27 June 2013 05:28 [Source: ICIS news]
SINGAPORE (ICIS)--China’s acrylonitrile (ACN) prices may drop slightly in July given ample supply and weak demand, market sources said on Thursday.
Although import spot cargoes will be limited in the country as imports have become more expensive, most domestic producers will run their plants normally in July after shutting them in June, a key trader said.
Supply in July will hence be ample as the increase in domestic supply is expected to offset the drop in import volume, while downstream demand remains weak, the key trader added.

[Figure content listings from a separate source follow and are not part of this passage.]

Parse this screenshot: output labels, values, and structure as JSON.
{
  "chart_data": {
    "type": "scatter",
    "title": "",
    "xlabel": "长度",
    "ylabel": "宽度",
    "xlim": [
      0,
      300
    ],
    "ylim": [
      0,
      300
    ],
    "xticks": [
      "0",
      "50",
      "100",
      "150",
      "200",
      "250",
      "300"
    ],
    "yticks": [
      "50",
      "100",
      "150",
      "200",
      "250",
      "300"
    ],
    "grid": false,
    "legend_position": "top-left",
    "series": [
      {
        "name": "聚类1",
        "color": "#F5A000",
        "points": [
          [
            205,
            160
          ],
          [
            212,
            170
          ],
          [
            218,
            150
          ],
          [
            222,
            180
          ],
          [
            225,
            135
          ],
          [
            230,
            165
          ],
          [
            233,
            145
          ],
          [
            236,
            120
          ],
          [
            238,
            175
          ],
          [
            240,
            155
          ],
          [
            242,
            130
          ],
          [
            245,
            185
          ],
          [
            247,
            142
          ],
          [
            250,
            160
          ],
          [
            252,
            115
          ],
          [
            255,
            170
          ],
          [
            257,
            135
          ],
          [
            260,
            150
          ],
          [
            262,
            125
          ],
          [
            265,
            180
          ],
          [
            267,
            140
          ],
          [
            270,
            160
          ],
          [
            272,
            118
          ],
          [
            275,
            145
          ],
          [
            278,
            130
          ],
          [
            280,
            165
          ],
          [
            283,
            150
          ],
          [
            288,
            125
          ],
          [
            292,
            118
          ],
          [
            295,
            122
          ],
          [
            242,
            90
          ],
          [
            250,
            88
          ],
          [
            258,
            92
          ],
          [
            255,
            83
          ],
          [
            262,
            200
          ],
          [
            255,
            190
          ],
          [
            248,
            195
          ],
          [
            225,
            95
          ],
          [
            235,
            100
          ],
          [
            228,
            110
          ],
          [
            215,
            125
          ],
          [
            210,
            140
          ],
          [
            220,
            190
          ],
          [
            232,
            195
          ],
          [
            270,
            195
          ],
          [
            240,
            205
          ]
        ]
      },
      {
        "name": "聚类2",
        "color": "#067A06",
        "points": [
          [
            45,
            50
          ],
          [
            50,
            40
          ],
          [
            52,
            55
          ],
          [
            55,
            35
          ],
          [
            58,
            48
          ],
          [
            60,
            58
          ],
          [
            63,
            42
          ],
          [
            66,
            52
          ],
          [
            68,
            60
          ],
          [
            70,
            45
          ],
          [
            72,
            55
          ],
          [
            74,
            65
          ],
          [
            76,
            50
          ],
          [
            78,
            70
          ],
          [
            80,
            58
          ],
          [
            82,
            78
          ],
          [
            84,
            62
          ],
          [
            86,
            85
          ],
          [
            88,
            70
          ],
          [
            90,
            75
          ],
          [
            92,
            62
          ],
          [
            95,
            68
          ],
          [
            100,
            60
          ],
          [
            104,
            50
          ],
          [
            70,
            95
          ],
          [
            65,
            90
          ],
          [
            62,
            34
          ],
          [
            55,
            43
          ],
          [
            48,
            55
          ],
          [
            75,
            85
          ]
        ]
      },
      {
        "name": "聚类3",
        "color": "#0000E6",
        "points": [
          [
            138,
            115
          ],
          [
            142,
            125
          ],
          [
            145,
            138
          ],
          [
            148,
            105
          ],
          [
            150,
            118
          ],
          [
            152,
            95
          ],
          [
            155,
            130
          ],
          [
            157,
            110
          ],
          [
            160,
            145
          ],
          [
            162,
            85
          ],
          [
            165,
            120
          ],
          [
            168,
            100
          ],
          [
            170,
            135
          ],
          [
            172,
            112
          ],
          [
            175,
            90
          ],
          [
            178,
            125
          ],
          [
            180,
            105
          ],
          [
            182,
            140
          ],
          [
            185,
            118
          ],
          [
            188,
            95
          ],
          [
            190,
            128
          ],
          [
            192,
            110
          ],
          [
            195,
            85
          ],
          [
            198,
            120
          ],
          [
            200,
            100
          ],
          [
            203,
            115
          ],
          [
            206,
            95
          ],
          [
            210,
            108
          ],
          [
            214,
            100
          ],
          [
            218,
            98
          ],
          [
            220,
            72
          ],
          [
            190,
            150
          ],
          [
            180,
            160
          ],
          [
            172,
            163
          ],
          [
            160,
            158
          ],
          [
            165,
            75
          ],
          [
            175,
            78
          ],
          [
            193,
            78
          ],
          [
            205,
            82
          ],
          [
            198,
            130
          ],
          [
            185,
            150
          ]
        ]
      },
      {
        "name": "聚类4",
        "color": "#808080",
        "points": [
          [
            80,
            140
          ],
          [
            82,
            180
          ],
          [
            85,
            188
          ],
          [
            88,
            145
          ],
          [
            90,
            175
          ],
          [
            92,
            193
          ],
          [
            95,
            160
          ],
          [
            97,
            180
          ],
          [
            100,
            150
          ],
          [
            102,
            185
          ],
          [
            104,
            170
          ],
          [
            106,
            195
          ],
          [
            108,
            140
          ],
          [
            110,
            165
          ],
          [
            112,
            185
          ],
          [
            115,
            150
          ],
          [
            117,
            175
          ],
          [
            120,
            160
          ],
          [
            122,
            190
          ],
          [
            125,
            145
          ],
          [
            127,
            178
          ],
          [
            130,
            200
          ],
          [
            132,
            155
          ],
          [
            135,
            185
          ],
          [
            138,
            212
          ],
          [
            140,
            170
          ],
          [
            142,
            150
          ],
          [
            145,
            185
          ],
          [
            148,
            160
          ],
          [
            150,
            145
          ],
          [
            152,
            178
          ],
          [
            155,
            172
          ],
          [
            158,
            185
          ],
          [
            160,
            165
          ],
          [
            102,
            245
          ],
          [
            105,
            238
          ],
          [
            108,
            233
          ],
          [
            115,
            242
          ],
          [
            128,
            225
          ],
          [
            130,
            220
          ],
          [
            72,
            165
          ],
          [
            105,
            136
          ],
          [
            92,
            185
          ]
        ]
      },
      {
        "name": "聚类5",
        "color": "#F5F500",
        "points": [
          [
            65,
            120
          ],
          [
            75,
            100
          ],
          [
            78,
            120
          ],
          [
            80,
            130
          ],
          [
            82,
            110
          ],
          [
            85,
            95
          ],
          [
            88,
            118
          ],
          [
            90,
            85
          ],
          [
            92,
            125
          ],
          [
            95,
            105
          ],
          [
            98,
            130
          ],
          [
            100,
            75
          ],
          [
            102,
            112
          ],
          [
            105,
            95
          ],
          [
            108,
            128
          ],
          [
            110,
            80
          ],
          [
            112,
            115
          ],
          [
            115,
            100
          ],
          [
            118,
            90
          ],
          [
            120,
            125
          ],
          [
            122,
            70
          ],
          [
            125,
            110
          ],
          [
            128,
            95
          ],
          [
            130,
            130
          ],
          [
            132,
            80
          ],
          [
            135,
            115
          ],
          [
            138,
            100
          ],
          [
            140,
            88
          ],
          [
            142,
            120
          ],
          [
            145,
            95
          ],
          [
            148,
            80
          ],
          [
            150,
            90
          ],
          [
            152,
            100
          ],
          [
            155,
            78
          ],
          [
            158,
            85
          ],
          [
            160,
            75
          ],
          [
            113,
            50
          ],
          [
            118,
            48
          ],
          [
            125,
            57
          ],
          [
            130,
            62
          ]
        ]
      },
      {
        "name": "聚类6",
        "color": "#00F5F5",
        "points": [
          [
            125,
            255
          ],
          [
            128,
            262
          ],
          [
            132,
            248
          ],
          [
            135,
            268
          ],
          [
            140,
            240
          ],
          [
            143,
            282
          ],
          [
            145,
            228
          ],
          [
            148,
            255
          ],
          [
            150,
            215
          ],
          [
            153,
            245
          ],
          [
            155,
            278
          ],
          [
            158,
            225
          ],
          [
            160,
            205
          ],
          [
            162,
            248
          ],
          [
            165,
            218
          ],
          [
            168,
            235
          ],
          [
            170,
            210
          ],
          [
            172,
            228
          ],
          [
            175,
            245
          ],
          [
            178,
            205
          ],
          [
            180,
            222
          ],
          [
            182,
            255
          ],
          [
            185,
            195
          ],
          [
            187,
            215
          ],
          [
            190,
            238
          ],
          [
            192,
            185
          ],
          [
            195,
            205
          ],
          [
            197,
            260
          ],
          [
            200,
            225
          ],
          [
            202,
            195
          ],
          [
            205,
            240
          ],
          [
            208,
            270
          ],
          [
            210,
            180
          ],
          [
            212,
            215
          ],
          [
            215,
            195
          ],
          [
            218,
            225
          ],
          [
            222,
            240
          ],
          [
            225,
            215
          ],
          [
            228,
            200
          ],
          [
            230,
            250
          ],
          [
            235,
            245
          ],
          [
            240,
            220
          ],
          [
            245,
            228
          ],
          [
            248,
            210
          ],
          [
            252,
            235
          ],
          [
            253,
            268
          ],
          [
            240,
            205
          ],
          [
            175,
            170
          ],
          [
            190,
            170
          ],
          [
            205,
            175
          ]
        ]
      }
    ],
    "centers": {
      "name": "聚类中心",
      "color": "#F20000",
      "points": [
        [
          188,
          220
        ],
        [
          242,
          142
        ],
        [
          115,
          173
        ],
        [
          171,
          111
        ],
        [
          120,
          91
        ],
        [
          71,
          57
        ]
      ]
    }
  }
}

ACN prices in China were at yuan (CNY) 12,600-12,700/tonne ($2,049-2,065/tonne) ex-tank east China on 26 June, according to Chemease, an ICIS service in China.
Prices of imported ACN cargoes were last assessed at $1,700-1,750/tonne CFR (cost & freight) NE (northeast) Asia in the week ended 21 June, inclusive of 17% of added-value tax and 3% of customs duty, according to ICIS data. With an exchange rate of CNY6.18 against the US dollar, the prices translate to CNY12,700-13,000/tonne. These are higher than those of domestic cargoes and hence, there is lower buying interest for imports.
Sinopec Anqing originally scheduled to carry out maintenance at its 130,000 tonne/year ACN plant in end-June or early July. However, the turnaround has been deferred to after July, a company source said.
Furthermore, some major producers such as Shanghai SECCO Petrochemical, Jilin Petrochemical, Fushun Petrochemical, Qilu Petrochemical and Shanghai Petrochemical will be running their ACN plants normally, and the average operating rate ACN plants in China is likely to be around 85%, market sources said.
According to the estimated data from Chemease, domestic supply may reach around 100,000 tonnes in July, a growth of about 17% compared with the volume in June.
While supply is expected to be ample, downstream demand continues to be weak.
According to Chemease data, demand from acrylonitrile-butadiene-styrene (ABS) market remains flat, and the average operating rate of ABS plants may be around 65%, while demand from the acrylic fibre (AF) sector increases slightly, with production rising to 80% capacity from 75%.
However, demand from acrylamide is expected to be down by 14% with the onset of lull season in July, and most acrylamide producers have reduced, or will be reducing, their plant operating rates.
Nonetheless, ACN prices may have little room for decrease. One key ACN producer said it will keep its prices stable as the current spot prices are not as high as before, and most ACN producers in China are facing squeezed margins given firm feedstock propylene prices.
End-users, on the other hand, remain cautious given the gloomy forecast in July.
“We will only buy on-demand because we have production cutbacks and ample supply,” an AM producer said, adding that the weak outlook of ACN prices also adds to its cautious stance.